Com a tecnologia digital, a internet e a cultura que nasce de ambas reemerge a noção de commons, o que é comum a todos. A falta de materialidade e a possibilidade de todos ocuparem espaço na rede subvertem os modelos de negócio e os valores da sociedade de consumo, diz Claudio Prado, presidente do Laboratório Brasileiro de Cultura Digital
Há uma palavra para commons em português? Se não tivesse totalmente desgastado o conceito de comunista… o (Lawrence) Lessig, um dos caras que inventou o Creative Commons, é acusado nos EUA de ser comunista, um palavrão terrível. Ele se diz commonist. Se a palavra “pública” não estivesse tão desgastada, podíamos dizer que é isso, mas as palavras vão se desgastando.

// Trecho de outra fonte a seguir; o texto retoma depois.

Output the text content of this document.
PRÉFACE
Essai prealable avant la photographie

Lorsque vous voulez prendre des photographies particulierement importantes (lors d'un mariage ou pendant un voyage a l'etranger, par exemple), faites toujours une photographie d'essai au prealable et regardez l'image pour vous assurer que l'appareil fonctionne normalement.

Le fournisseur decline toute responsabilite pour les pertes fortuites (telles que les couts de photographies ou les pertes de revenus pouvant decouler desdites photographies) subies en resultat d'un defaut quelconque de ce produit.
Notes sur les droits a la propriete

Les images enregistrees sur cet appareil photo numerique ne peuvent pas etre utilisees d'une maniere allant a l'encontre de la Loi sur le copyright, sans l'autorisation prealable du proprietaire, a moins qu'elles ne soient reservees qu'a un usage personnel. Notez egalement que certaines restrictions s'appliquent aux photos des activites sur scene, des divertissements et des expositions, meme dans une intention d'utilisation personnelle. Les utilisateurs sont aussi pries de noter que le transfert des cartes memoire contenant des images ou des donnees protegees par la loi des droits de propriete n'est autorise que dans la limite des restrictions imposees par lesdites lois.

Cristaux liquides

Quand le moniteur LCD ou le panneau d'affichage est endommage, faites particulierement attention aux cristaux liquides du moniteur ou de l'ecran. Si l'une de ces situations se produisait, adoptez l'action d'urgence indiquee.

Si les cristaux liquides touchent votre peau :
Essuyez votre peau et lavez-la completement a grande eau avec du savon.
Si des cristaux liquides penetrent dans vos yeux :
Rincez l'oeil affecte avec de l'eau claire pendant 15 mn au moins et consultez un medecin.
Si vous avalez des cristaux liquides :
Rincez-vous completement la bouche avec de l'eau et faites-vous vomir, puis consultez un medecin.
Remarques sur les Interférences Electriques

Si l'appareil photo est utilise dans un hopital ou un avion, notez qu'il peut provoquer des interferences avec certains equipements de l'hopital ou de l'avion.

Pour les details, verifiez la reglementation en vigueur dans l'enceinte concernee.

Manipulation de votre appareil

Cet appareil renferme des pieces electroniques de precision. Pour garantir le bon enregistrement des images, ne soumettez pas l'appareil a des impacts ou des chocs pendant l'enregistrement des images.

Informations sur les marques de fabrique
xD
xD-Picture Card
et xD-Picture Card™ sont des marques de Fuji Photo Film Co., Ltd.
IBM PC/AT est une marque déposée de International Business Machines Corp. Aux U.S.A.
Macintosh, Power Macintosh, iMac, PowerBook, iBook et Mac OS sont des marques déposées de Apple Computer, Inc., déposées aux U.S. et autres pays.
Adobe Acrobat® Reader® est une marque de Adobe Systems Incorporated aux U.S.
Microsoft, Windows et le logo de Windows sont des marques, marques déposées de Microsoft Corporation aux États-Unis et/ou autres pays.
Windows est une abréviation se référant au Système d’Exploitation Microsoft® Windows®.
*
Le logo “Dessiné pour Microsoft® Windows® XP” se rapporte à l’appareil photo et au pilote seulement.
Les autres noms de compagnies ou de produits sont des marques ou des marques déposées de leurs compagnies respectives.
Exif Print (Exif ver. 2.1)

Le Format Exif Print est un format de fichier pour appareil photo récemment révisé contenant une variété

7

Como sustentabilidade. Sustentabilidade é complicadíssimo, porque já está na mão dos marqueteiros políticos, o cara se apropria do termo e nunca refletiu a respeito do que pode vir a ser.

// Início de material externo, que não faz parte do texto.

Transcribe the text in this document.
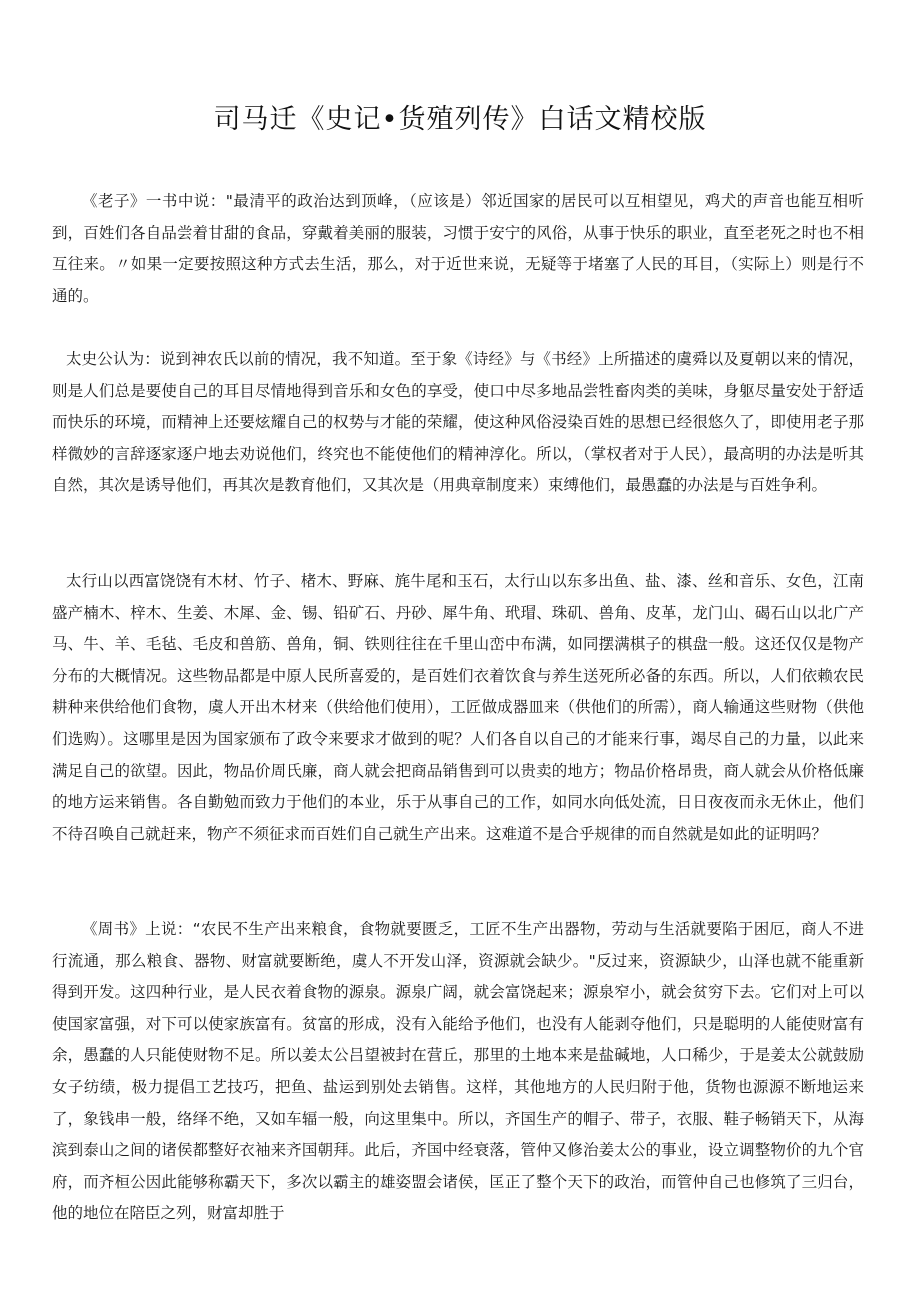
司马迁《史记•货殖列传》白话文精校版

《老子》一书中说："最清平的政治达到顶峰，（应该是）邻近国家的居民可以互相望见，鸡犬的声音也能互相听到，百姓们各自品尝着甘甜的食品，穿戴着美丽的服装，习惯于安宁的风俗，从事于快乐的职业，直至老死之时也不相互往来。〃如果一定要按照这种方式去生活，那么，对于近世来说，无疑等于堵塞了人民的耳目，（实际上）则是行不通的。

太史公认为：说到神农氏以前的情况，我不知道。至于象《诗经》与《书经》上所描述的虞舜以及夏朝以来的情况，则是人们总是要使自己的耳目尽情地得到音乐和女色的享受，使口中尽多地品尝牲畜肉类的美味，身躯尽量安处于舒适而快乐的环境，而精神上还要炫耀自己的权势与才能的荣耀，使这种风俗浸染百姓的思想已经很悠久了，即使用老子那样微妙的言辞逐家逐户地去劝说他们，终究也不能使他们的精神淳化。所以，（掌权者对于人民），最高明的办法是听其自然，其次是诱导他们，再其次是教育他们，又其次是（用典章制度来）束缚他们，最愚蠢的办法是与百姓争利。

太行山以西富饶饶有木材、竹子、楮木、野麻、旄牛尾和玉石，太行山以东多出鱼、盐、漆、丝和音乐、女色，江南盛产楠木、梓木、生姜、木犀、金、锡、铅矿石、丹砂、犀牛角、玳瑁、珠矶、兽角、皮革，龙门山、碣石山以北广产马、牛、羊、毛毡、毛皮和兽筋、兽角，铜、铁则往往在千里山峦中布满，如同摆满棋子的棋盘一般。这还仅仅是物产分布的大概情况。这些物品都是中原人民所喜爱的，是百姓们衣着饮食与养生送死所必备的东西。所以，人们依赖农民耕种来供给他们食物，虞人开出木材来（供给他们使用），工匠做成器皿来（供他们的所需），商人输通这些财物（供他们选购）。这哪里是因为国家颁布了政令来要求才做到的呢？人们各自以自己的才能来行事，竭尽自己的力量，以此来满足自己的欲望。因此，物品价周氏廉，商人就会把商品销售到可以贵卖的地方；物品价格昂贵，商人就会从价格低廉的地方运来销售。各自勤勉而致力于他们的本业，乐于从事自己的工作，如同水向低处流，日日夜夜而永无休止，他们不待召唤自己就赶来，物产不须征求而百姓们自己就生产出来。这难道不是合乎规律的而自然就是如此的证明吗？

《周书》上说：“农民不生产出来粮食，食物就要匮乏，工匠不生产出器物，劳动与生活就要陷于困厄，商人不进行流通，那么粮食、器物、财富就要断绝，虞人不开发山泽，资源就会缺少。"反过来，资源缺少，山泽也就不能重新得到开发。这四种行业，是人民衣着食物的源泉。源泉广阔，就会富饶起来；源泉窄小，就会贫穷下去。它们对上可以使国家富强，对下可以使家族富有。贫富的形成，没有入能给予他们，也没有人能剥夺他们，只是聪明的人能使财富有余，愚蠢的人只能使财物不足。所以姜太公吕望被封在营丘，那里的土地本来是盐碱地，人口稀少，于是姜太公就鼓励女子纺绩，极力提倡工艺技巧，把鱼、盐运到别处去销售。这样，其他地方的人民归附于他，货物也源源不断地运来了，象钱串一般，络绎不绝，又如车辐一般，向这里集中。所以，齐国生产的帽子、带子，衣服、鞋子畅销天下，从海滨到泰山之间的诸侯都整好衣袖来齐国朝拜。此后，齐国中经衰落，管仲又修治姜太公的事业，设立调整物价的九个官府，而齐桓公因此能够称霸天下，多次以霸主的雄姿盟会诸侯，匡正了整个天下的政治，而管仲自己也修筑了三归台，他的地位在陪臣之列，财富却胜于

Qual é a idéia dos commons? É o que é comum a todo mundo. A rua deveria ser um commons. Hoje se fala: tem que tirar o menino da rua. É ridículo, devia ser o lugar onde as pessoas se encontram. Tem o privado e o comum, o comum é onde está todo mundo, onde você encontra as pessoas. Só que isso deixou de ser, a rua agora é lugar perigoso. O exemplo que uso, quase na fronteira do utópico, é o ciberespaço. Digo quase na fronteira porque ele existe, é o único lugar real – embora também seja virtual – de espaço comum. No ciberespaço todo mundo tem, em princípio, o mesmo tipo de espaço, não se pode comprar lugar, não tem preço por metro quadrado. Se você ocupar espaço, tem tanto espaço quanto a Globo.com. Você – indivíduo, pessoa – tem direito.

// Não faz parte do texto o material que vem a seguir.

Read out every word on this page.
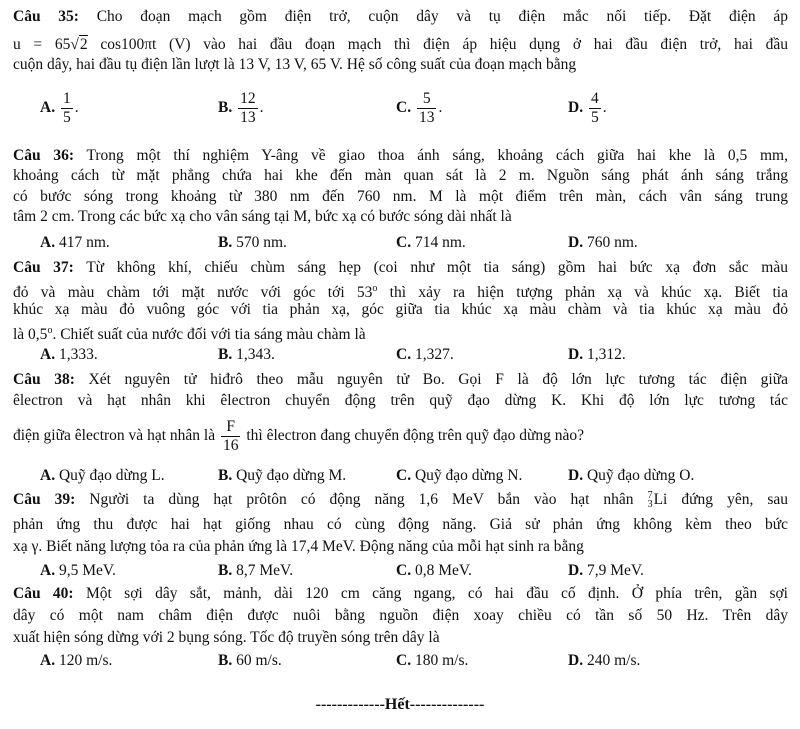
Câu 35: Cho đoạn mạch gồm điện trở, cuộn dây và tụ điện mắc nối tiếp. Đặt điện áp
u = 65√2 cos100πt (V) vào hai đầu đoạn mạch thì điện áp hiệu dụng ở hai đầu điện trở, hai đầu
cuộn dây, hai đầu tụ điện lần lượt là 13 V, 13 V, 65 V. Hệ số công suất của đoạn mạch bằng
A. $\frac{1}{5}$ .	B. $\frac{12}{13}$ .	C. $\frac{5}{13}$ .	D. $\frac{4}{5}$ .
Câu 36: Trong một thí nghiệm Y-âng về giao thoa ánh sáng, khoảng cách giữa hai khe là 0,5 mm,
khoảng cách từ mặt phẳng chứa hai khe đến màn quan sát là 2 m. Nguồn sáng phát ánh sáng trắng
có bước sóng trong khoảng từ 380 nm đến 760 nm. M là một điểm trên màn, cách vân sáng trung
tâm 2 cm. Trong các bức xạ cho vân sáng tại M, bức xạ có bước sóng dài nhất là
A. 417 nm.	B. 570 nm.	C. 714 nm.	D. 760 nm.
Câu 37: Từ không khí, chiếu chùm sáng hẹp (coi như một tia sáng) gồm hai bức xạ đơn sắc màu
đỏ và màu chàm tới mặt nước với góc tới 53$^o$ thì xảy ra hiện tượng phản xạ và khúc xạ. Biết tia
khúc xạ màu đỏ vuông góc với tia phản xạ, góc giữa tia khúc xạ màu chàm và tia khúc xạ màu đỏ
là 0,5$^o$. Chiết suất của nước đối với tia sáng màu chàm là
A. 1,333.	B. 1,343.	C. 1,327.	D. 1,312.
Câu 38: Xét nguyên tử hiđrô theo mẫu nguyên tử Bo. Gọi F là độ lớn lực tương tác điện giữa
êlectron và hạt nhân khi êlectron chuyển động trên quỹ đạo dừng K. Khi độ lớn lực tương tác
điện giữa êlectron và hạt nhân là $\frac{F}{16}$ thì êlectron đang chuyển động trên quỹ đạo dừng nào?
A. Quỹ đạo dừng L.	B. Quỹ đạo dừng M.	C. Quỹ đạo dừng N.	D. Quỹ đạo dừng O.
Câu 39: Người ta dùng hạt prôtôn có động năng 1,6 MeV bắn vào hạt nhân 7
3 Li đứng yên, sau
phản ứng thu được hai hạt giống nhau có cùng động năng. Giả sử phản ứng không kèm theo bức
xạ γ. Biết năng lượng tỏa ra của phản ứng là 17,4 MeV. Động năng của mỗi hạt sinh ra bằng
A. 9,5 MeV.	B. 8,7 MeV.	C. 0,8 MeV.	D. 7,9 MeV.
Câu 40: Một sợi dây sắt, mảnh, dài 120 cm căng ngang, có hai đầu cố định. Ở phía trên, gần sợi
dây có một nam châm điện được nuôi bằng nguồn điện xoay chiều có tần số 50 Hz. Trên dây
xuất hiện sóng dừng với 2 bụng sóng. Tốc độ truyền sóng trên dây là
A. 120 m/s.	B. 60 m/s.	C. 180 m/s.	D. 240 m/s.
-------------Hết--------------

A tragédia dos comuns refere-se à superexploração dos recursos naturais. O meio ambiente é interessante para os commons? O conceito ampliado, de mãe-terra, deveria ser. Se o sentido de commons estivesse embutido em todo mundo em relação ao planeta, não estaríamos fazendo a desgraça que estamos fazendo. Alguém falou algo interessante: ninguém que tenha a percepção da terra como mãe furaria a mãe para tirar o sangue e transformar em combustível para automóvel. O problema dos commons é resgatar a possibilidade da existência de territórios comuns a todos, que deveriam estar muito mais próximos da gente do que efetivamente estão. Viraram coisas utópicas, teóricas.
Mas a noção está reemergindo? Eu acredito nisso. Existem duas coisas. Primeiro, o ressurgimento não é uma coisa organizada, emerge de forma não estruturada, que é o grande barato. O outro fato interessante é a degringolada do mundo corporativo e “político”, entre aspas, no sentido de política partidária. O que emerge é um político sem aspas, um mundo político real, a política dissolvida, horizontalizada, transversal a uma postura do ser humano.
Onde se manifesta isso? É uma herança hippie. Desapareceu o hippie de calça rasgada, porque a calça rasgada agora está na boutique, mas… ecologia, por exemplo foram os hippies que trouxeram, não vem da esquerda. A esquerda nunca pensou em ecologia ou no feminino. Pensou no feminismo, que é o direito da mulher de ser machista: a mulher é igual ao homem, o homem é idiota, a mulher também pode ser.
A calça na boutique é uma apropriação de valores? Da calça, sim, dos valores, não. Eles estão voltando.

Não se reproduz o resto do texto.